Ymbert Galloix, pour nous, n’est pas seulement Ymbert Galloix, il est un symbole. Il représente à nos yeux une notable portion de la généreuse jeunesse d’à présent. Au dedans d’elle, un génie mal compris qui la dévore ; au dehors, une société mal posée qui l’étouffe. Pas d’issue pour le génie pris dans le cerveau ; pas d’issue pour l’homme pris sous la société.

En général, gens qui pensent et gens qui gouvernent ne s’occupent pas assez de nos jours du sort de cette jeunesse pleine d’instincts de toutes sortes qui se précipite avec une ardeur si intelligente et une patience si résignée dans toutes les directions de l’art. Cette foule de jeunes esprits qui fermentent dans l’ombre a besoin de portes ouvertes, d’air, de jour, de travail, d’espace, d’horizon. Que de grandes choses on ferait, si l’on voulait, avec cette légion d’intelligences ! que de canaux à creuser, que de chemins à frayer dans la science ! que de provinces à conquérir, que de mondes à découvrir dans l’art ! Mais non, toutes les carrières sont fermées ou obstruées. On laisse toutes ces activités si diverses, et qui pourraient être si utiles, s’entasser, s’engorger, s’étouffer dans des culs-de-sac. Ce pourrait être une armée, ce n’est qu’une cohue. La société est mal faite pour les nouveaux venus. Tout esprit a pourtant droit à un avenir.

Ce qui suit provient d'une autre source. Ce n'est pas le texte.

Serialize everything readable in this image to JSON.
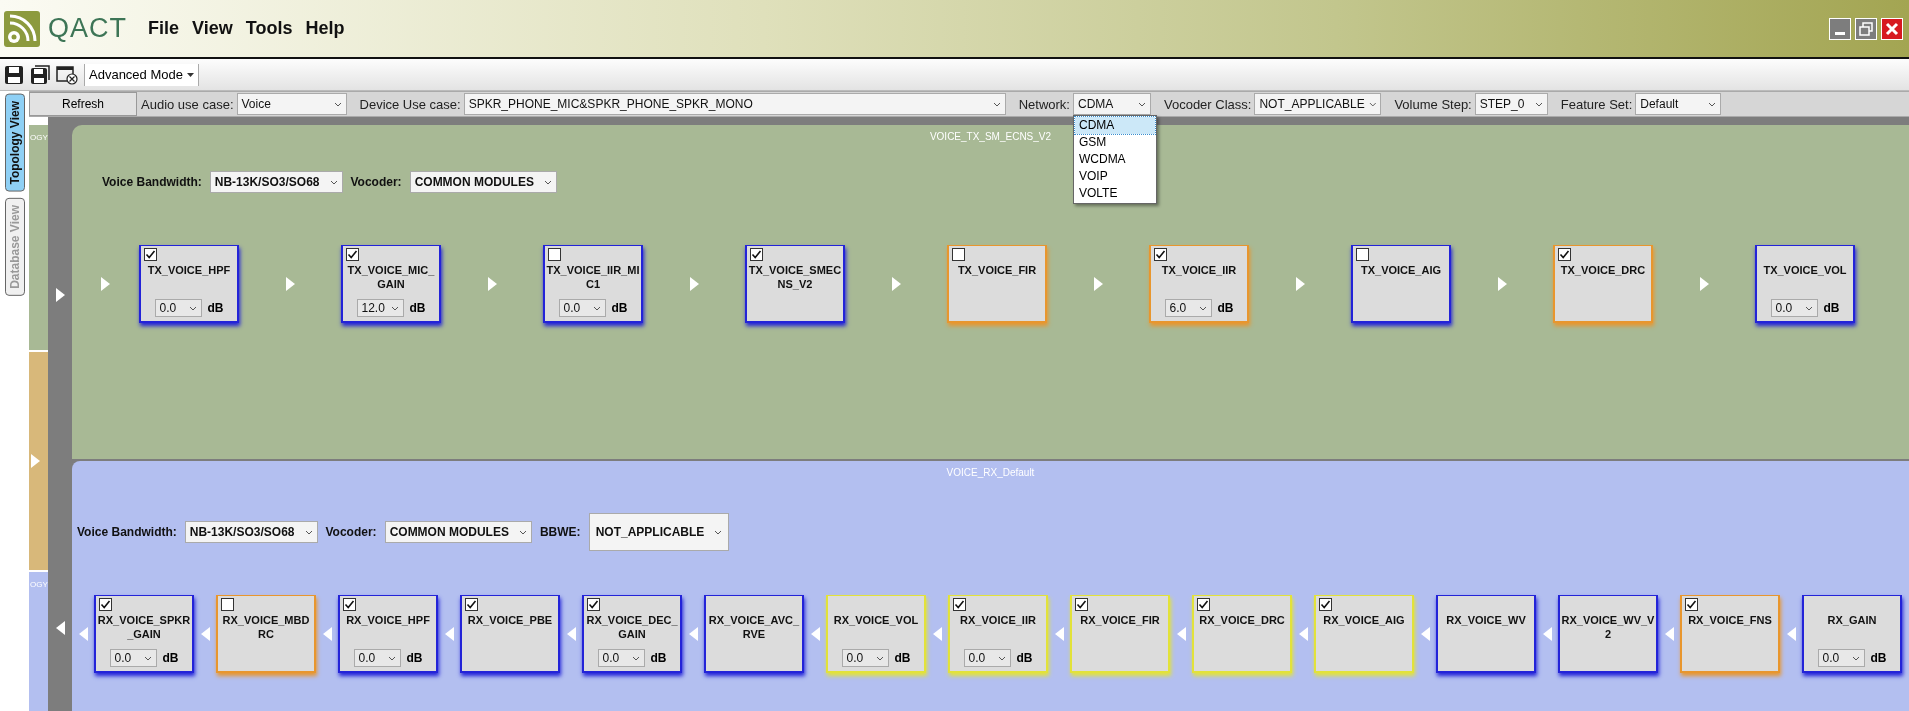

N’est-il pas triste de voir toutes ces jeunes intelligences en peine, l’œil fixé sur la rive lumineuse où il y a tant de choses resplendissantes, gloire, puissance, renommée, fortune, se presser, sur la rive obscure, comme les ombres de Virgile

Palus inamabilis unda
Alligat, et novies Styx interfusa coercet.